After more than a decade of economic and financial crises, Greece seeks to rebuild its economy with a plan to spend billions of euros from the EU’s post-pandemic recovery fund, and in the process of transforming its industrial model, to attract foreign investment and restore public finances.
Kyriakos Mitsotakis, Greek Prime Minister, hailed the program, known as “Greece 2.0”, as one which “fundamentally changes the model of the Greek economy, making it competitive and outward looking”.
It comes as Greece seeks to recover from the coronavirus pandemic that has hit its economy, which is heavily dependent on tourism and services, especially hard. In 2020, production fell by 10%, while the national debt as a proportion of gross domestic product exceeded 200%, the highest in the euro area.
However, some observers have worried about Greece’s poor policy record and its ability to make the most of the money it will receive from the stimulus fund.
Greece 2.0 will be sent for final approval to Brussels early next week. Officials will examine its 2,000 pages, which detail how the government will use € 31 billion from the EU and an additional € 27 billion expected from investors over the next six years.
The submission will be the culmination of six months of work, during which Greek officials held more than 100 meetings with their counterparts from the European Commission.
“The Greek plan is one of the best we have seen so far,” said an EU official. The plan, based on a growth strategy devised by Nobel Prize-winning economist Christopher Pissarides, was among the most coherent of the plans submitted by member states, the official added.
Greece emerged from eight years of international bailouts in 2018, but remains under a system of “heightened surveillance” by the commission designed to ensure Athens meets agreed deficit targets. Although the way the bailout was administered by the commission, the IMF and the European Central Bank – known collectively as the “troika” – was deeply unpopular in Greece, some in Brussels believe the arrangement worked. to the advantage of the country.
“The experience of the program helps a lot,” said the EU official, who stressed that the committee had been working closely with the Greek authorities for more than a decade.
The injection of European funds will give Greece the opportunity to carry out reforms previously hampered by the disastrous state of its public finances. For example, the implementation of Greece 2.0 will see the injection of substantial capital into e-governance and the digitization of the public sector.
Under this plan, 57% of the funding will be used for green transition and digital transformation projects. Among the measures envisaged are the creation of 5G infrastructure, the improvement of the connection of the Greek islands to the continental electricity grid, the digitization of the tax services and the retraining or “upgrading” of the workforce.
The plan also comes with an ambitious goal of increasing Greece’s GDP by 7% and creating 180,000 jobs by 2026.

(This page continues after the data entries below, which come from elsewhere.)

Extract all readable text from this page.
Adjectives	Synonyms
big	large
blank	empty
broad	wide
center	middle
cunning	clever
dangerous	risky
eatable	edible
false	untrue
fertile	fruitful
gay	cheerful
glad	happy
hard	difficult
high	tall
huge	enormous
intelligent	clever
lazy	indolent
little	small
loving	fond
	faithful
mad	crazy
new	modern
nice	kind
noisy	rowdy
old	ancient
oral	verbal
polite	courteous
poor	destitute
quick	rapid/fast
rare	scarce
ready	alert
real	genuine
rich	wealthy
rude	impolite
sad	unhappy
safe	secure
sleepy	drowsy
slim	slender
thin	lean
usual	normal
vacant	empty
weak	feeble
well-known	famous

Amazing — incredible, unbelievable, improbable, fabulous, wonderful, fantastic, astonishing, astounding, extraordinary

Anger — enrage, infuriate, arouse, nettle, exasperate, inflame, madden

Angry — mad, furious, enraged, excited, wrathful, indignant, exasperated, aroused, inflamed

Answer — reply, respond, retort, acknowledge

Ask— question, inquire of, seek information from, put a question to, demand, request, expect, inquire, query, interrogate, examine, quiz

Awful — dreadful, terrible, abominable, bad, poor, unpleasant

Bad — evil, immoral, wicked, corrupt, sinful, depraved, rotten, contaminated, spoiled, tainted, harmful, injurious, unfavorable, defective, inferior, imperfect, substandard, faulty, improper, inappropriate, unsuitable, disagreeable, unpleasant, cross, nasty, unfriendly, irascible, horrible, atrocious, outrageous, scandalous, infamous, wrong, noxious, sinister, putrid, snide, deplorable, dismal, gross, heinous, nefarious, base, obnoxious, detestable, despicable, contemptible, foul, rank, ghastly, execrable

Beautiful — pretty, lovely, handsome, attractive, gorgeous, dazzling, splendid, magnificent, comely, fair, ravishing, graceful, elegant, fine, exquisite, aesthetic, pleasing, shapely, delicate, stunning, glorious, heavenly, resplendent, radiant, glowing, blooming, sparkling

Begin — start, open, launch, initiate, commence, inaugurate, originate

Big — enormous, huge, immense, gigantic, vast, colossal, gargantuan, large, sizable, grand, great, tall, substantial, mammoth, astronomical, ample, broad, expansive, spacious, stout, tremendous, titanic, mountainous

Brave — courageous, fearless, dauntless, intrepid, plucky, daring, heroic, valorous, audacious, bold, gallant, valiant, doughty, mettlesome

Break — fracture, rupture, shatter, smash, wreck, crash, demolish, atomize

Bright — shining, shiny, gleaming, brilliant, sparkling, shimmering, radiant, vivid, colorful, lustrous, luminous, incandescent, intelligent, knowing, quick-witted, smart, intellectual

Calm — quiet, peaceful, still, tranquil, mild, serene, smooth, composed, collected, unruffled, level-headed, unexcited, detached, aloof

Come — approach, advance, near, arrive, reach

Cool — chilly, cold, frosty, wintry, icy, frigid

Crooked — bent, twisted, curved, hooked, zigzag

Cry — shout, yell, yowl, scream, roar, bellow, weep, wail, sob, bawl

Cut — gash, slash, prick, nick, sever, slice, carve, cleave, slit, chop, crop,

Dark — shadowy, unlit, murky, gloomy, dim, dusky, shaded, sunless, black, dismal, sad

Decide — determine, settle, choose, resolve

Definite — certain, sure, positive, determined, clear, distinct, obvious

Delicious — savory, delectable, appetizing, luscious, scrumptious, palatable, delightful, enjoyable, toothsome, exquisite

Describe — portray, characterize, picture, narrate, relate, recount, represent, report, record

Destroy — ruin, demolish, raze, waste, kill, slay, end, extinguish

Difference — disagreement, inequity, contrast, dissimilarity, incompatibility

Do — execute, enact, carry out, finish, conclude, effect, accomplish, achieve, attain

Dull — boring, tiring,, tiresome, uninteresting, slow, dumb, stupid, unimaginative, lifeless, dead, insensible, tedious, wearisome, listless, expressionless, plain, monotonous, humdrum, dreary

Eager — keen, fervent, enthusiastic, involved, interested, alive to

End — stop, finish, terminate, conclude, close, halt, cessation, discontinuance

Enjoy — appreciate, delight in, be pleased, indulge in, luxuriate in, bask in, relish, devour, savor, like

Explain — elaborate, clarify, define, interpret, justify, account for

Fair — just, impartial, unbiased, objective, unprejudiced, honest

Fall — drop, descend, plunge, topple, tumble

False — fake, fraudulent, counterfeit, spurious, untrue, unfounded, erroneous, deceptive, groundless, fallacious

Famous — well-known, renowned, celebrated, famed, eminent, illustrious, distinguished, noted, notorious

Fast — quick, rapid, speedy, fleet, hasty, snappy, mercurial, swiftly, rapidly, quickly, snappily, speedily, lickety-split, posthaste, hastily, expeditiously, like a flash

“Greece 2.0 is a comprehensive, ambitious and modern plan when it comes to promises,” said Maria Demertzis, deputy director of the Bruegel think tank in Brussels. “But that remains a promise, because the implementation and absorption of European funds has always been a problem. I hope Greece will do better this time.
Mitsotakis and his advisers took responsibility for carrying out the project, with Deputy Finance Minister Theodoros Skylakakis in the lead. He said he was aware of the challenges posed by the traditional failures of the Greek public sector.
“This is both a historic opportunity and a unique challenge because we have to change the efficiency and culture of the state itself to be successful. It will not be an easy task, but we are confident in our plan and in the future of the country, ”said Skylakakis.